The first required reading for one of my Semester 1 units, Never Let Me Go by Kazuo Ishiguro, is a novel I had never heard of, nor did I recognise the name of the author. The blurb describes the novel as being about a group of school children and “the fragility of life,” which really doesn’t give away much at all, so I read this book without having any preconceived ideas.
This morning after I’d finished reading the book, I felt quite overwhelmed by the depth of emotion Ishiguro conveyed. Never Let Me Go is not a genre of book I am usually drawn to. Even defining the genre is a challenge, but I think I will describe it as speculative dystopian sci-fi, with a twist.

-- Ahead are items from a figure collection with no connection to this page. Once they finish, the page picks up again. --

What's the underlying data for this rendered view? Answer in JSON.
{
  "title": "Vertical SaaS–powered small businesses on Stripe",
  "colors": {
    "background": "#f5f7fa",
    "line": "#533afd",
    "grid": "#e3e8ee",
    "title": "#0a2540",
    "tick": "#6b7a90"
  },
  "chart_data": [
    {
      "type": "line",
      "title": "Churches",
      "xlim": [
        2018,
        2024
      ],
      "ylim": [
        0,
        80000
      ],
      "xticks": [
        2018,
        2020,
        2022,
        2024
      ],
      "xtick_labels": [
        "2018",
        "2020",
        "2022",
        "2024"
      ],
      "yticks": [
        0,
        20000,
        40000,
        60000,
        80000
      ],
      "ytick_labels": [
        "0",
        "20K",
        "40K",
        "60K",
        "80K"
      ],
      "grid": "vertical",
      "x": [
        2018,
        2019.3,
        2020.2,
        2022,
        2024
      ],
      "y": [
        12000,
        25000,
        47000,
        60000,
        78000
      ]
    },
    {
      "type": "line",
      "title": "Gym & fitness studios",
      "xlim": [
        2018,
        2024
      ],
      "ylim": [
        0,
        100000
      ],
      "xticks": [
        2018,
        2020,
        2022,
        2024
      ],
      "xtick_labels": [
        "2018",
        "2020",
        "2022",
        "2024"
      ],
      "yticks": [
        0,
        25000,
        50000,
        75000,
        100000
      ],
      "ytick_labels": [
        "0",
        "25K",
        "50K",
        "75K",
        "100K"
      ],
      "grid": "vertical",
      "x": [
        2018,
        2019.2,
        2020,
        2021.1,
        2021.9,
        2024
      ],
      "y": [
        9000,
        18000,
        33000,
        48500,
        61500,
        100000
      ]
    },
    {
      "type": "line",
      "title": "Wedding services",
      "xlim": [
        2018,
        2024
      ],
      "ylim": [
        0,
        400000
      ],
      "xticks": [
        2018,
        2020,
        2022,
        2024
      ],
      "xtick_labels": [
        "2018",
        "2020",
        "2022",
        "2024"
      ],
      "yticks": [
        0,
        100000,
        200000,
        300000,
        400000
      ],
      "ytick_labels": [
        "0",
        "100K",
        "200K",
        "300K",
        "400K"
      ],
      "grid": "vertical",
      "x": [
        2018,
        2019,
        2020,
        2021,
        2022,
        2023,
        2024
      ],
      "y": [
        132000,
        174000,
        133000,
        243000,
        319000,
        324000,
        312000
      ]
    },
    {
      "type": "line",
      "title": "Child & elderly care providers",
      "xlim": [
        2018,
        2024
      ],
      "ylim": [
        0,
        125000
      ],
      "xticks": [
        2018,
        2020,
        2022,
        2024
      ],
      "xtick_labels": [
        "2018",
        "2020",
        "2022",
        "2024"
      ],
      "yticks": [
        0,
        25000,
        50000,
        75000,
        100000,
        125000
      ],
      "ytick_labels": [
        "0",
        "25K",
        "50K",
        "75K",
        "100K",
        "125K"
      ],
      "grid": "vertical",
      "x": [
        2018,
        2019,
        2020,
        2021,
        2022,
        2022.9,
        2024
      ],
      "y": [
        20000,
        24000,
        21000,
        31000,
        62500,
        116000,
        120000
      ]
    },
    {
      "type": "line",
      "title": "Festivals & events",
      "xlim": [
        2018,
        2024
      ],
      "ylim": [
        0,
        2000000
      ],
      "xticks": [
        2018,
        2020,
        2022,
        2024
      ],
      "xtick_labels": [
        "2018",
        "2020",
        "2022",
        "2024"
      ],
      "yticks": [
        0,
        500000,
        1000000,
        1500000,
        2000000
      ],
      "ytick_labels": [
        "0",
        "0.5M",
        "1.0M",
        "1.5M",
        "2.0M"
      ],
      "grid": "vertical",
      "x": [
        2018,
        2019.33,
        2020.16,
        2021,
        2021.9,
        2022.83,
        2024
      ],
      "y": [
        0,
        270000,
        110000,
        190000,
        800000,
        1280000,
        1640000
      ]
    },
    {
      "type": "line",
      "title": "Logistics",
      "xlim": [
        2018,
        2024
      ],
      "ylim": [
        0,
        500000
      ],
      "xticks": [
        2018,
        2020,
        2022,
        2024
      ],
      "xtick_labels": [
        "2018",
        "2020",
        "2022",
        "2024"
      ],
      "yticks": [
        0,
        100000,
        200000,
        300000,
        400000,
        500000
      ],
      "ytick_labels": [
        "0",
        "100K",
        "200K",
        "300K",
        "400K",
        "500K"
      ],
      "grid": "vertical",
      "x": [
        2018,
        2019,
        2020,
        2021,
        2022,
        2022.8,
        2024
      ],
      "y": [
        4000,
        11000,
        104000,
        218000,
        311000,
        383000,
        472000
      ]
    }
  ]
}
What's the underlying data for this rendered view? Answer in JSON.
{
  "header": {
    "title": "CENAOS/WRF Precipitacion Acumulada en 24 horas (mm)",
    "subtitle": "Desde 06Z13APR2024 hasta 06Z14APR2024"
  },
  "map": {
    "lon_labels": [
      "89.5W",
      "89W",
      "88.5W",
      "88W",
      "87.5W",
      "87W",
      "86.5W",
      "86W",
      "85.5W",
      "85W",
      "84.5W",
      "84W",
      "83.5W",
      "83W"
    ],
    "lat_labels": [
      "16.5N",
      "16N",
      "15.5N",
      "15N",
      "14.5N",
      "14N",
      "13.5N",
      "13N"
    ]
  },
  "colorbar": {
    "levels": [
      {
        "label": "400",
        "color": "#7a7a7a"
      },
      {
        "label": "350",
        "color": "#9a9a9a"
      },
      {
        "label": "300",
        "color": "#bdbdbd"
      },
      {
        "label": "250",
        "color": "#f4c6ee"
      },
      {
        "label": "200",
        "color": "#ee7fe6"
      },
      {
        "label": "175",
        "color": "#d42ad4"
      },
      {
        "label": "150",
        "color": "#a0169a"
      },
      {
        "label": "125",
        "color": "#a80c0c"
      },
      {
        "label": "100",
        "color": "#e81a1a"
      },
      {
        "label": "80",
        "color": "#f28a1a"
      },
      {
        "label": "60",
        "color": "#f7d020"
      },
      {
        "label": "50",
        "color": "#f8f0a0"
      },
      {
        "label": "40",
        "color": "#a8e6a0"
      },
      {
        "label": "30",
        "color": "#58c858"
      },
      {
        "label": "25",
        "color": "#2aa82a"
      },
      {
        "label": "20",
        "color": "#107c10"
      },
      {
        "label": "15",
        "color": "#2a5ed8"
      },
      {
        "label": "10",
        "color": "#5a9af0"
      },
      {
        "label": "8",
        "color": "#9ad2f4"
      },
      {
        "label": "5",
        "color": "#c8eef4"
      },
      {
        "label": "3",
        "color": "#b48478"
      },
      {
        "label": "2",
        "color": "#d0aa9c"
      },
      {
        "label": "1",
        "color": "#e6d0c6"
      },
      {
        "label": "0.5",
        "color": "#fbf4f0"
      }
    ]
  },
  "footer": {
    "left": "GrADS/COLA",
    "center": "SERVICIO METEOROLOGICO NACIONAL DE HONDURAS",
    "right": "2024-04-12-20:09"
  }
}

Here is the review I wrote for Goodreads –
“Someone who reviewed Never Let Me Go (on Goodreads) advised prospective readers to avoid reading any information or reviews on the novel, therefore they chose not to say anything about the novel’s content. Their five star rating speaks for itself.
I reiterate this reviewer’s advice. This is a novel best read from a place of relative ignorance. That’s how I read it, and discovered that once past the confusing first couple of pages at the beginning, the story unfolds beautiful as the first-person narrator, Kathy H., reveals her tale. At surface level, the story appears to describe a dystopian world, yet a message of hope can’t help but shine through the overwhelming narrative.
Never Let Me Go is an unforgettable novel containing strong themes of love, trust, hope, commitment and acceptance, a novel that will leave a lasting impression on every reader.”
This week, Never Let Me Go is the topic of discussion for one of my units, and I’m looking forward to hearing what other people who have read the novel have to say about it. And if you haven’t read this book, I highly recommend it.
3 thoughts on “Book Review”
I know the twist to this one so sadly can’t read it!
I read this years ago and only vaguely remember it. But I do know I found it very disturbing. I have been drawn to Kazuo Ishiguro a couple of times since but have never ‘enjoyed’ anything he wrote.